There is a strong case for challenging much of the standard Egyptological view. Many recent bestsellers - such as
Keeper of
Genesis by Robert Bauval and Graham Hancock (1996),
From Atlantis to the Sphinx
(1996) by Colin Wilson and
Gods of Eden
(1998) by Andrew Collins — have daringly tackled the academics, rightly criticising their stubbornness and blindness and presenting an alternative view of the subject. In our view, much of this was long overdue. Historians and Egyptologists have had it all their own way for too long. Many of them have been far too ready to dismiss the ancient Egyptians as ‘primitive’, while the evidence of our own eyes, in the shape of the Great Pyramid and the Sphinx, tells us otherwise. And, of course, their incredible knowledge — teased out of the ancient Pyramid Texts - is also routinely ignored or even roundly rubbished.
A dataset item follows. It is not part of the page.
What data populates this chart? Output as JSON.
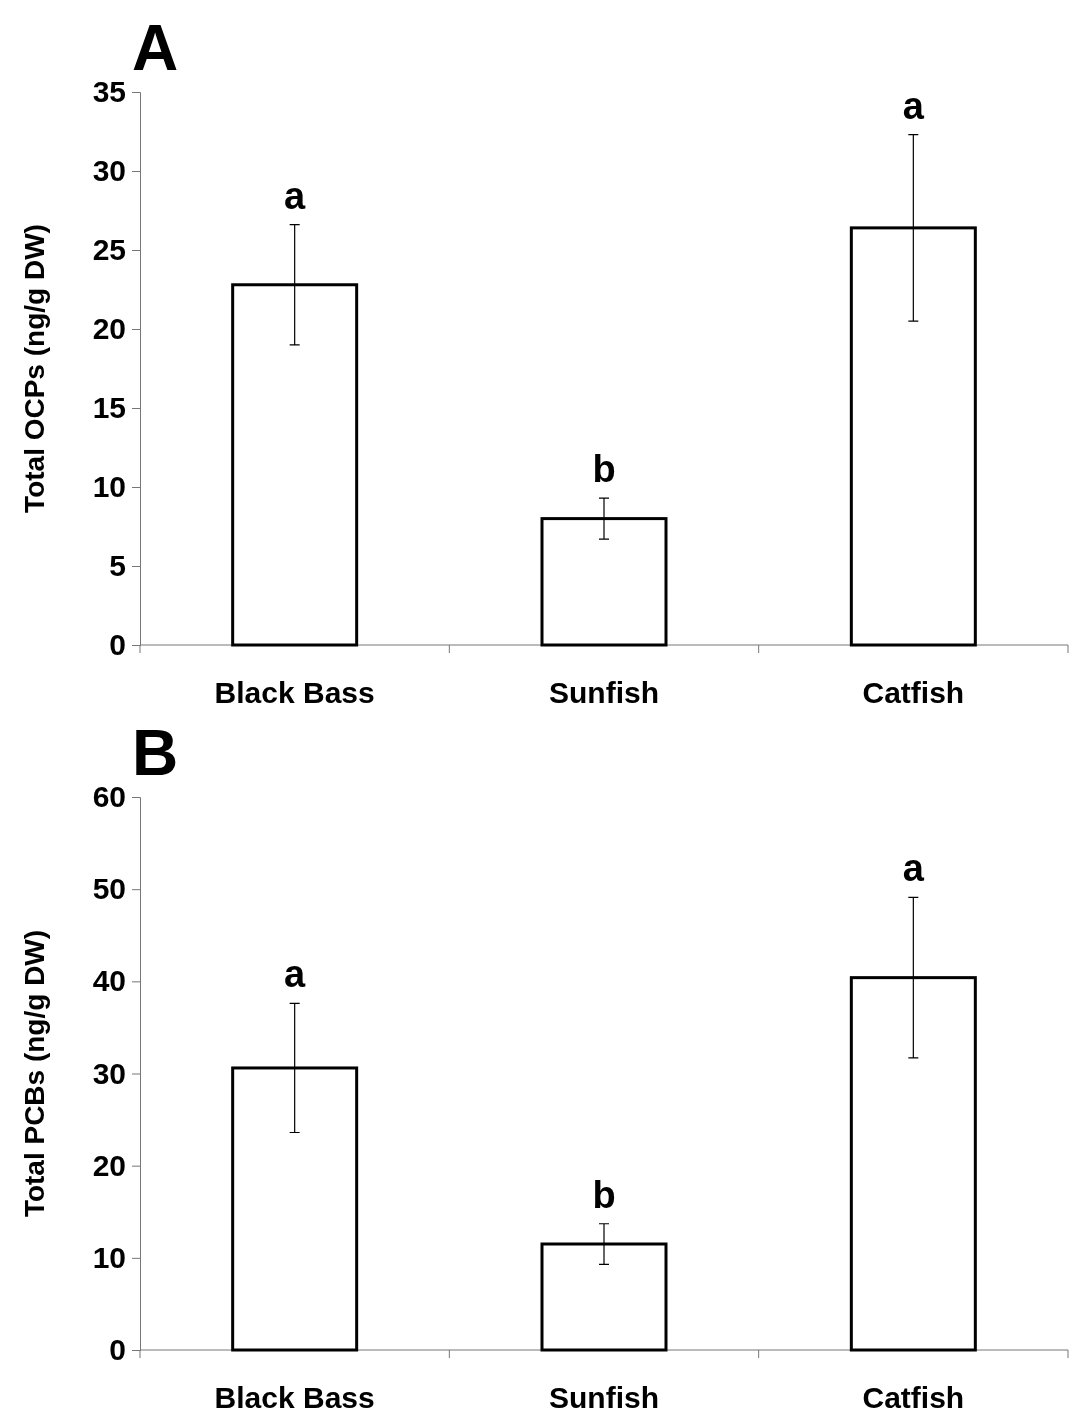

However, many — but not all — exponents of the New Orthodoxy who dare to ‘publish and be damned’ appear to be motivated by something more than a sense of solidarity with a culture that is rarely given its due. This wave of new books is not just a timely recognition of ancient Egyptian genius (although of course there is an element of that, which must be applauded). As we discovered, something else is involved here, something deeply unsettling.
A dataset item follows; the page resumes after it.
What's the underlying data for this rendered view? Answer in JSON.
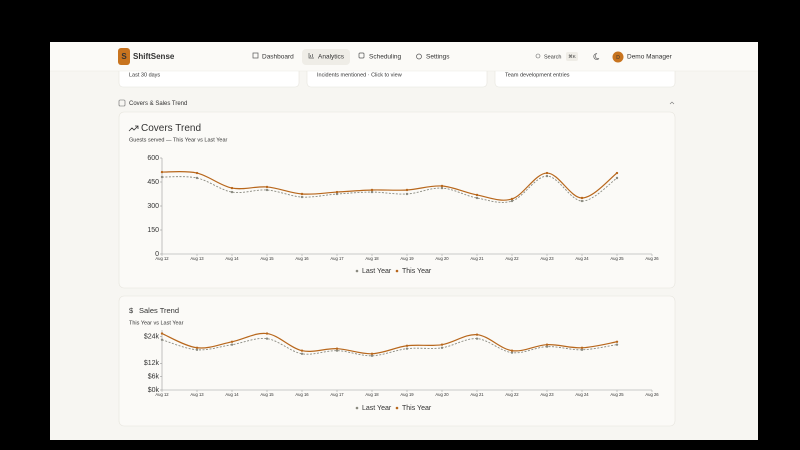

Among certain of the so-called ‘pyramidiots’ (the academics’ term for the alternative Egyptologists, which no doubt includes ourselves) we have discerned a very interesting but disturbing tendency. As we will see, some members of the New Orthodoxy — but by no means all - hide another agenda behind their apparently laudable and open-minded attack on the arrogance of academia. Through the mass media, these writer-researchers have promoted what is essentially a belief system that is not only just as rigidly dogmatic as the academics’, but which seems, worryingly, to have quite another agenda. The promotion of certain ideas and the fact that the same ideas occur in several of the most high-profile books about ‘alternative Egypt’ led us to believe that there was a pre-arranged, orchestrated move to create a new belief system.